25. Tamil, Bodo, Dimasa, Naga, Khasi, Tripuri, Santal, Kurukh and many other languages use the word jati to mean ‘tribe’.

26. Only foreigners had castes among them. Persian Zat (also in Pushto) meaning caste got imported into India along with the Muslims.

27. Word zat is Pushto, where it means caste. Bad-zat means born in low caste. Because any Bharathiya language does not have letter z it became Jat.

28. Another word meaning caste today in North India is biradari which too is Persian in origin. Jat & Biradari words came to India with Muslims.

29. That means currently used Indian word for caste jati is a product of derivation from Persian zat and not the same word as Sanskrit jati.

30. Al-Biruni, who visited India in about 1000 AD was Persian & he used zat for caste & noted that Hindus used the word varna & took it for caste

31.The fact that caste was absent from early Indian society, was noted by no less a person than Bhim Rao Ambedkar.

32. प॒द्भ्याग्ं शू॒द्रो अ॑जायतः The association laboring people with feet of divine is also to be taken with our worship of feet of the divine.

33. Shudras were certainly revered in the Vedic society and explicitly mentioned in Vedic hyms.

34. Veda salutes carpenters, cart-makers, pottery-makers, blacksmiths, bird-hunters, fishermen, bow-makers, hunters & dog-eaters in the hymns!

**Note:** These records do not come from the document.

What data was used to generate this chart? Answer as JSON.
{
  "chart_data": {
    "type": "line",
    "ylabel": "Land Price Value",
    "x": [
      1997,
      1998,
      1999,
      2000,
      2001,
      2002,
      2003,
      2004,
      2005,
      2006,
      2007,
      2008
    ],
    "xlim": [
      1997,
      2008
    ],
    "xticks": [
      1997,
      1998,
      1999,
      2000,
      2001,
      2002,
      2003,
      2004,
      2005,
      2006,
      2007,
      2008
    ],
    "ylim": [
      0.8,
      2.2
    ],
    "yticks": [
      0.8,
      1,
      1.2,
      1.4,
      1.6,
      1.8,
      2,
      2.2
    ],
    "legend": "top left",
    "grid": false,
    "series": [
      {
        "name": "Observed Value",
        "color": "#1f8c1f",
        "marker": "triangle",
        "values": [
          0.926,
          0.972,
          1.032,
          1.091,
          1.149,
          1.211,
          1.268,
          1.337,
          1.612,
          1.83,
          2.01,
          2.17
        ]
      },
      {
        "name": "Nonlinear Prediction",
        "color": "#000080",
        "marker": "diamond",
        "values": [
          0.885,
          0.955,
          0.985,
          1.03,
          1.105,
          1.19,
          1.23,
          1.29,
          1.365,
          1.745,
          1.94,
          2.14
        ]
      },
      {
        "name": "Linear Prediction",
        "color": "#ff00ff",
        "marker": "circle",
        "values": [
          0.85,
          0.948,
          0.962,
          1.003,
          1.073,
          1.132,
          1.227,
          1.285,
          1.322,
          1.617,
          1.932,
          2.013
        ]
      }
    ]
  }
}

35. नमः पुञ्जिष्टेभ्यो निषादेभ्यश्च वो नमो – We salute the bird-hunters and the nishada (fishermen) [i.e.tribal people]

36. नम इषुकृद्भ्यो धन्वकृद्भ्यश्च वो नमो – We salute the arrow-makers and the bow-makers (artisans).

37. नमो मृगयुभ्यः श्वनिभ्यश्च वो नमो – We salute those who live by hunting animals, and we salute those who survive on dogs.

38. These are from Krishna Yajurveda (Taittiriya Samhita). Similar verses are to be found in Shukla Yajur Veda too.

39. The hard work of the shudras was considered with tapa or worship and this has been acknowledged in the Veda.

40. Shatapatha Brahmana says: “Tapase shudram, tapo vai shudras tapa eva tat tapasa samardhyatyevameta devata…” meaning follows.

41. Shudras are like taporupa, ascetics, their hard work increases the wealth and tapas of society.

42. Kunal (2005) provides a large compilation of mantras expressing respect for the shudras from ancient Hindu texts like the Vedas, the Purana.

43. Our Smrithis and PuraNas remained unwritten and transmitted by word of mouth. Only got written down between 7th & 11th century.

44. The Apastamba Sutra gives due respect to the working classes by stating that the knowledge of the shudras is equivalent to the Atharva Veda

45. The skills of the shudras were considered at par in status with the skills of the brahmanas in Apastamba Dharma Sutra.

46. In the Mahabharata Rishi Parashara compares shudras with God Vishnu, and explains this to king Janaka, both of whom were great scholars.

47. Vaideha! Kam kam shudram udaharanti dvija maharaja shrutopapannah. Aham hi pashyami narendra devam vishvashya Vishnum jagatah pradhanam.

48. O Vaideha, the brahmin scholars of Vedas compare the shudras with Brahma; but I see the shudras as the Lord of the world, God Vishnu.

49. Kam is Brahma as explained in the Shatapatha Brahmana 2.5.2.13: “kam vai prajapatih”

50. We find Nishada-gotra Brahmana mentioned by Panini. So to say Nishadas are sudhras is wrong.

51. In all likelihood, Ekalavya would have become a Nishada-gotra Kshatriya had he been allowed to pursue archery.

52. Because Drona did not refuse to teach Ekalavya saying giving any such false reason that he is not a kshatriya.

53. Drona simply exercised his right to refuse to teach as no one has a right to demand that he be taught.